Just over a year ago, Nasser Hussain left The Oval a disenchanted man. The England captain had been roundly booed by cricket supporters following his team's defeat at the hands of New Zealand. It was a desperate moment and it epitomised the depths to which cricket in this country had fallen.

Just over a year ago, Nasser Hussain left The Oval a disenchanted man. The England captain had been roundly booed by cricket supporters following his team's defeat at the hands of New Zealand. It was a desperate moment and it epitomised the depths to which cricket in this country had fallen.

But 12 months on, with a new coach and a new attitude from within the domestic game, England find themselves on the brink of ending a 31-year-old sequence of inferiority that would bring the applause of the nation. Going in to this morning's fifth and final Test with a 2-1 lead, Hussain's side cannot lose the rubber. Yet by winning or drawing the match they can do what no England side has achieved for two generations: which is to win the Wisden Trophy. Mind you, if the West Indies manage to win and so draw the series, it will be the 14th time they have retained the trophy, a record for a contest between two countries.

It is a marvellous opportunity for England who, under central contracts, have shown steady improvements and one that, if successfully negotiated, will boost the game's profile at an important time. "We've not tried to make this Test different," Hussain said yesterday, "but, in the back of my mind, the anticipation is growing. I feel that this will be a proper Test and more of a battle. I certainly think it will last more than two days."

As England only require a draw to end the one-way traffic, there might be the temptation to play for one. Not according to Hussain, who pointed out that only one of the four Tests so far have made it into a fourth day. "We've never been 2-1 up before," said Hussain, "at least not since I've been playing. But we will be trying to play to the best of our ability and go for a win."

In fact, the last time England had a lead going into the final game of a five-match series was against Australia in 1986-87 when Mike Gatting was captain. On that occasion England lost the match but won the Ashes, though Gatting's memories of that success will have been soured yesterday by his sacking as Middlesex coach. Hussain said: "Five days is a long time if the weather stays fine and both sides have bowlers who can change things around in a session. So playing for a draw is not really an option."

Taking this approach probably means England, rather than including a spinner, will place their faith in the men who won so convincingly at Headingley. As ever Hussain will not commit himself until he has had a final look at conditions this morning.

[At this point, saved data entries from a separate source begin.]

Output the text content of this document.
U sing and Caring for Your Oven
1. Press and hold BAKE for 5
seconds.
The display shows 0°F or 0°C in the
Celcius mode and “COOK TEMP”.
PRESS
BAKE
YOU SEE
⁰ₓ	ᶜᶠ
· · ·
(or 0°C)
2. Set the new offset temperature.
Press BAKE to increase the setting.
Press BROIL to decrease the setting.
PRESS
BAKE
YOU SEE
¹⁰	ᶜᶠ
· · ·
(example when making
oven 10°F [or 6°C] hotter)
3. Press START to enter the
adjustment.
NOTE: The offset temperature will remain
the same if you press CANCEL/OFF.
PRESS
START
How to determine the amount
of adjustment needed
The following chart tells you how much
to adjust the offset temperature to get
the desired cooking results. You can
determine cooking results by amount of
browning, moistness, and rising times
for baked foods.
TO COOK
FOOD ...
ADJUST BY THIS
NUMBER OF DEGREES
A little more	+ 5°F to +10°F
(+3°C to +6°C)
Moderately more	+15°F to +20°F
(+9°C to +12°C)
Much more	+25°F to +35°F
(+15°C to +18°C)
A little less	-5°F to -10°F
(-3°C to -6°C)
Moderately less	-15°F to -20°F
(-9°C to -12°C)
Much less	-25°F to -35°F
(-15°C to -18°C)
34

If the game does go into the fourth or fifth day the pitch's surface tends to burst, and the case for a spinner is usually pretty conclusive. Yet the West Indies' batsmen have looked so vulnerable against England's pace bowlers that dropping any of them now would be nonsensical. In any case, you would have to go back to this ground in 1991 to find an occasion where an English spinner (in this case Phil Tufnell) helped win a match against them.

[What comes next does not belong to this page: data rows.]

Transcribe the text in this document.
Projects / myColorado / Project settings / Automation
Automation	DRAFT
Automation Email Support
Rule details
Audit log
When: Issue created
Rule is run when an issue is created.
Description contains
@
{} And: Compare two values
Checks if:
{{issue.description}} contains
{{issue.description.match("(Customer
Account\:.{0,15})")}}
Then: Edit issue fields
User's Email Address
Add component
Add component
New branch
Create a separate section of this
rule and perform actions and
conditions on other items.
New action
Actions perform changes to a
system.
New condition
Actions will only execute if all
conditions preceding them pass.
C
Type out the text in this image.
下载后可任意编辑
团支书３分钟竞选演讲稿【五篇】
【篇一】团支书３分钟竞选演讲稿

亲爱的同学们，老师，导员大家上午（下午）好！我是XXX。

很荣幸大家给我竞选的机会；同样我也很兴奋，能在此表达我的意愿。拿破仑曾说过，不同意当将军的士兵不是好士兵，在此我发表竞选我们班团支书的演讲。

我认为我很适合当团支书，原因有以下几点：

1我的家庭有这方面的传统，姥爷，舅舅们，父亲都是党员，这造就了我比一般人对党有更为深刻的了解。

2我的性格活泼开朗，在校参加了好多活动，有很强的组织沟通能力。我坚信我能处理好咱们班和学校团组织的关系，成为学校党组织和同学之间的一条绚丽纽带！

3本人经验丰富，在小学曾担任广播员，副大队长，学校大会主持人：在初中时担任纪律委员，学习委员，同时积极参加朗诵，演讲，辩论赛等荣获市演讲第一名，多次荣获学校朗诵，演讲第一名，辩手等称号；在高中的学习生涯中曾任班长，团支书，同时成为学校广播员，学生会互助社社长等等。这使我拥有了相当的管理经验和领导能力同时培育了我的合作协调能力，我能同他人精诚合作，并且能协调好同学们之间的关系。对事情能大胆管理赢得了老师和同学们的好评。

This West Indies side do not have the depth of talent or experience in English conditions that their predecessors could count on. During the golden era from 1976-95, at least 70 per cent of the side would have played regular county cricket.

On this tour, only Courtney Walsh and Curtly Ambrose have done that, while others such as Brian Lara (who played three seasons), Jimmy Adams, Sherwin Campbell and Nixon McLean (one each), can be said to have sampled the fare. Such inexperience has proved costly in this series, with the support bowlers unable to find the optimum length and leading batsmen displaying poor shot selection.

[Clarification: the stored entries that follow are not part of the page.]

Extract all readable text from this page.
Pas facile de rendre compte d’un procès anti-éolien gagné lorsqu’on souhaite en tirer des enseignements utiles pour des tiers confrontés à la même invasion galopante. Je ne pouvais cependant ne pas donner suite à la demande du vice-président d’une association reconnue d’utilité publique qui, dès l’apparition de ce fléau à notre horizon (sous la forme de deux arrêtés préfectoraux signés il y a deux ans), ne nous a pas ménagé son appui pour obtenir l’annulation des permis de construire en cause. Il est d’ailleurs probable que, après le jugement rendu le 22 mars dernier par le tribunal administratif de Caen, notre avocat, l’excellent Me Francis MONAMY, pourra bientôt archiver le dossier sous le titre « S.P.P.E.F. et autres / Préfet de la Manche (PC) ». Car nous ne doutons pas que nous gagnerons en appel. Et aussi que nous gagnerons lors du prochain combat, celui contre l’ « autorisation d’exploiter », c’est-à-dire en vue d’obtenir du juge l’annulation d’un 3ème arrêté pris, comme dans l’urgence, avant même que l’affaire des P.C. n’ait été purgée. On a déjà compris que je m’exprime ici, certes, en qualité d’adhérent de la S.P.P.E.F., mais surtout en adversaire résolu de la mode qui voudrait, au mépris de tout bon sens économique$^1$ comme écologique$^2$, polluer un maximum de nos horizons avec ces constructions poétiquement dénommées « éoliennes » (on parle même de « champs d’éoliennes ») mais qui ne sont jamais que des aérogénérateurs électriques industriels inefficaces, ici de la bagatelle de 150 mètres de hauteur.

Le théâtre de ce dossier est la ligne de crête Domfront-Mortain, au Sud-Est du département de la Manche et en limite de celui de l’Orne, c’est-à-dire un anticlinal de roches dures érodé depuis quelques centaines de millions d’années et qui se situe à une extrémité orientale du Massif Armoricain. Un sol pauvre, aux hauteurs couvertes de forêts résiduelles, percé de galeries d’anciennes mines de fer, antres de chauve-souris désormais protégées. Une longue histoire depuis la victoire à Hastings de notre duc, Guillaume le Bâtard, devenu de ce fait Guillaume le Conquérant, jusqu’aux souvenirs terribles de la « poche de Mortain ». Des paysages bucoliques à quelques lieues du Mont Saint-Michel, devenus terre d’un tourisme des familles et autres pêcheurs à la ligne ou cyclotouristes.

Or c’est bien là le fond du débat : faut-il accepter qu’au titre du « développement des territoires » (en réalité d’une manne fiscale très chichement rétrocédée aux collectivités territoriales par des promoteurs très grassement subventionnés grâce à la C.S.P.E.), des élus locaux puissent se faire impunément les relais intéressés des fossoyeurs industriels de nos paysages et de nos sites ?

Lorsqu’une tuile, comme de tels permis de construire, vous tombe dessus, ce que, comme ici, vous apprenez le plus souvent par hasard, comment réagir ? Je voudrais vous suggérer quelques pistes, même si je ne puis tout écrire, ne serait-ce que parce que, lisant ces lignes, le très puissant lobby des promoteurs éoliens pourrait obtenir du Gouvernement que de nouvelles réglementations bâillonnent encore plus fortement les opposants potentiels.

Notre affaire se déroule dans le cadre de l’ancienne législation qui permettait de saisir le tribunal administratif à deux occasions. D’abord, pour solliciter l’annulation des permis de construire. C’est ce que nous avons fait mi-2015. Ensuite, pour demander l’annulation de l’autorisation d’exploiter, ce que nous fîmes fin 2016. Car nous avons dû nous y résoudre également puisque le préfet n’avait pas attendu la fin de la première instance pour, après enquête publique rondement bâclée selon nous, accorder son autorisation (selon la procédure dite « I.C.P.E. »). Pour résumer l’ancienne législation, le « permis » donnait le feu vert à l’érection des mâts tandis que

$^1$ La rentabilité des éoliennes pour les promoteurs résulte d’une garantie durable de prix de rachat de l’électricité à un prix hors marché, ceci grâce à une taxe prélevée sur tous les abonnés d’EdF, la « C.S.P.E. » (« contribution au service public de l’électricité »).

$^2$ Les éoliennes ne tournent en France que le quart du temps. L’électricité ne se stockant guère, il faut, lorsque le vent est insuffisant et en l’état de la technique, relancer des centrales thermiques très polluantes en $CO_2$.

With Shivnarine Chanderpaul having gone home, and Reon King lacking form, Adams has selected the leg-spinner Mahendra Nagamootoo. It has gone against the grain to do so, but he recently scored a hundred against Somerset and is a good fielder.

England (from): N Hussain (capt), M A Atherton, M E Trescothick, G P Thorpe, A J Stewart (wkt), M P Vaughan, G A Hick, C White, A F Giles, D G Cork, A R Caddick, D Gough.

West Indies: J C Adams (capt), S L Campbell, A F G Griffith, W W Hinds, B C Lara, R R Sarwan, R D Jacobs (wkt), M V Nagamootoo, N A M McLean, C E L Ambrose, C A Walsh.